On the newer ones,with the pointless ignition,I've found that sometimes the compression release sticks(when equipped),and also,if they have the carb solenoid,it's more prevalent.Never figured out why,though .


----------



## Country Boy (Mar 18, 2010)

I've been wondering if it has anything to do with the coil. At idle, the throttle plate is closed and the engine is taking in less air, thus making the compressed charge less dense, thus requiring less voltage to jump the gap on the plug. I got a good spark on the spark tester, but it was more white/yellow than blue/white. It was a nice, wide spark with a good kick behind it, though. As it stands now, the unit I was just working on now starts if you crank it with the choke fully activated for a second or two and then drop the throttle to full throttle to deactivate the choke. Do that and it'll pop right off. Still won't start with the choke on, though.

Another thing I wondered about is all of these units have that semi-automatic choke system on them that Kohler had. The choke shaft has a spring built into it that allows the choke plate to open somewhat after the engine starts. Thinking back, I don't think any of the affected engines had just a standard choke shaft on them. The choke plate was closing fully when the lever was in the choke position, though.


----------



## jhngardner367 (Apr 5, 2011)

Try tis: Put the choke on,normally,and as it rolls close it,with your finger. If it starts right up,the choke may need an adjustment.


----------



## Country Boy (Mar 18, 2010)

I had checked the choke adjustment. With the lever in the full choke position, the choke linkage is moved as far as it can go. I tried moving it farther with my hand, but it was tight (i.e. fully closed).


----------



## skunkhome (Nov 30, 2008)

When cold both my 320000 series Briggs and my K341 start best at idle or with throttle slightly cracked. My brother who is 200 miles away has a 716 AC with a Briggs 320000 series and has been complaining that he cranks and cranks and it tajes forever to start. At my direction he has cleaned points, filter, changed fuel filter, plug and made adjustments to the idle fuel needle. There was some improvement but not much. I was concerned as he is not mechanical at all and I knew a carb overhaul was out of the question. Then he mentioned that he had the throttle wide open. I told him to try cranking with throttle closed and it cranked right up. He had been complaining of hard start since February 2013 when he got the tractor. He previously had a sears with a 20 or 22hp v twin that he always cranked at full throttle.


----------



## jhngardner367 (Apr 5, 2011)

I think some of them are just tempermental. 
Although,I did work on one for a customer,that had starting/running problems,that he said began when he moved to Michigan.
On a hunch,I changed the jets in the carb,and it straightened out. He lived in Denver,Colorado,and I presume the change in altitude caused it.
The carb wasn't the compensating model.


----------



## OldBuzzard (Jun 23, 2011)

jhngardner367 said:


> I think some of them are just tempermental. ...

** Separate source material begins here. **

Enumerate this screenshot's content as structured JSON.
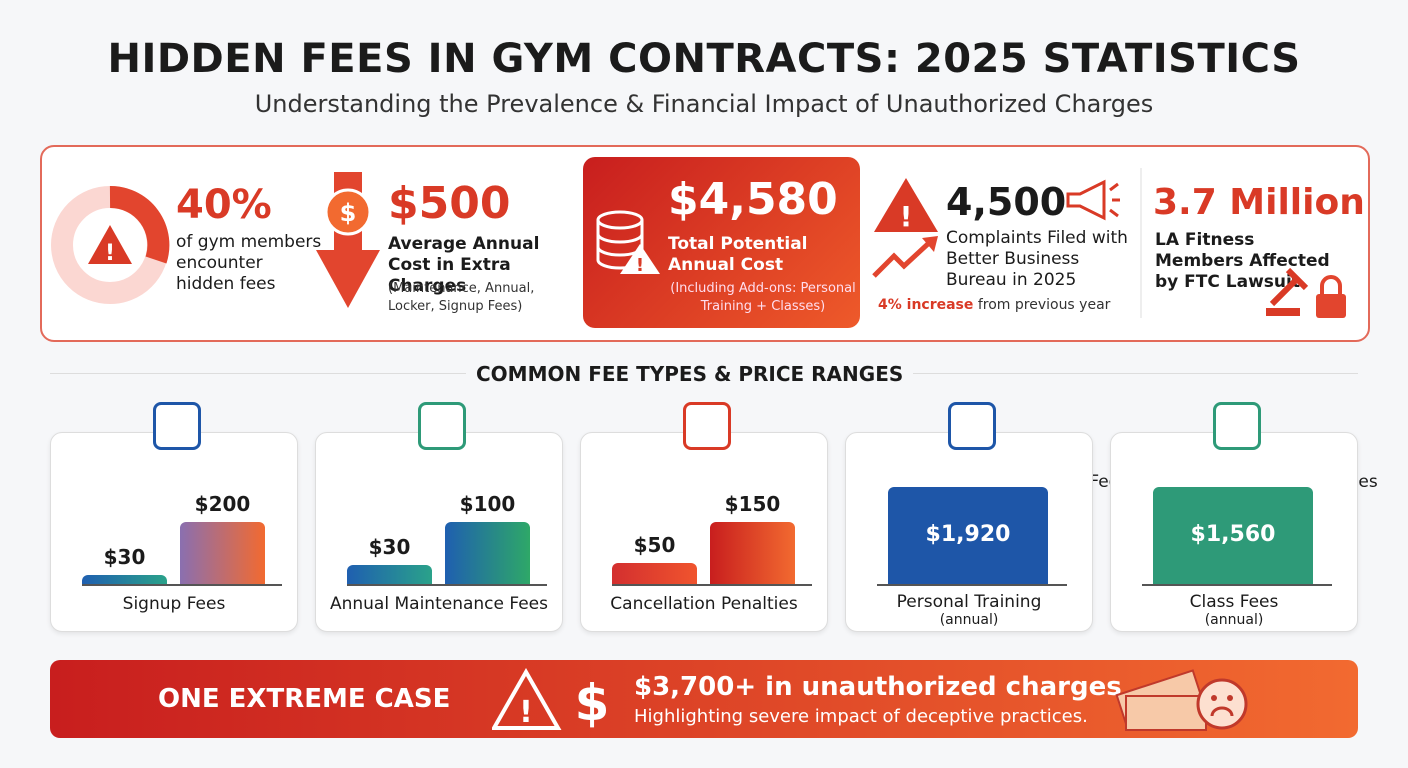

I have 4 Bolens 1886s with the Kohler K482 in them and they all start a bit differently.

One needs full choke even on a 90* day, while another one will start at 32* with no choke. It has to start with no choke, and then just a quick open-close a couple of times until it warms up a bit. Keep the choke open too long and it dies.

Another one only needs 1/2 choke and 1/2 throttle, the last one, 1/2 choke and just a wee bit of throttle.

I've just learned to deal with their quirks.


----------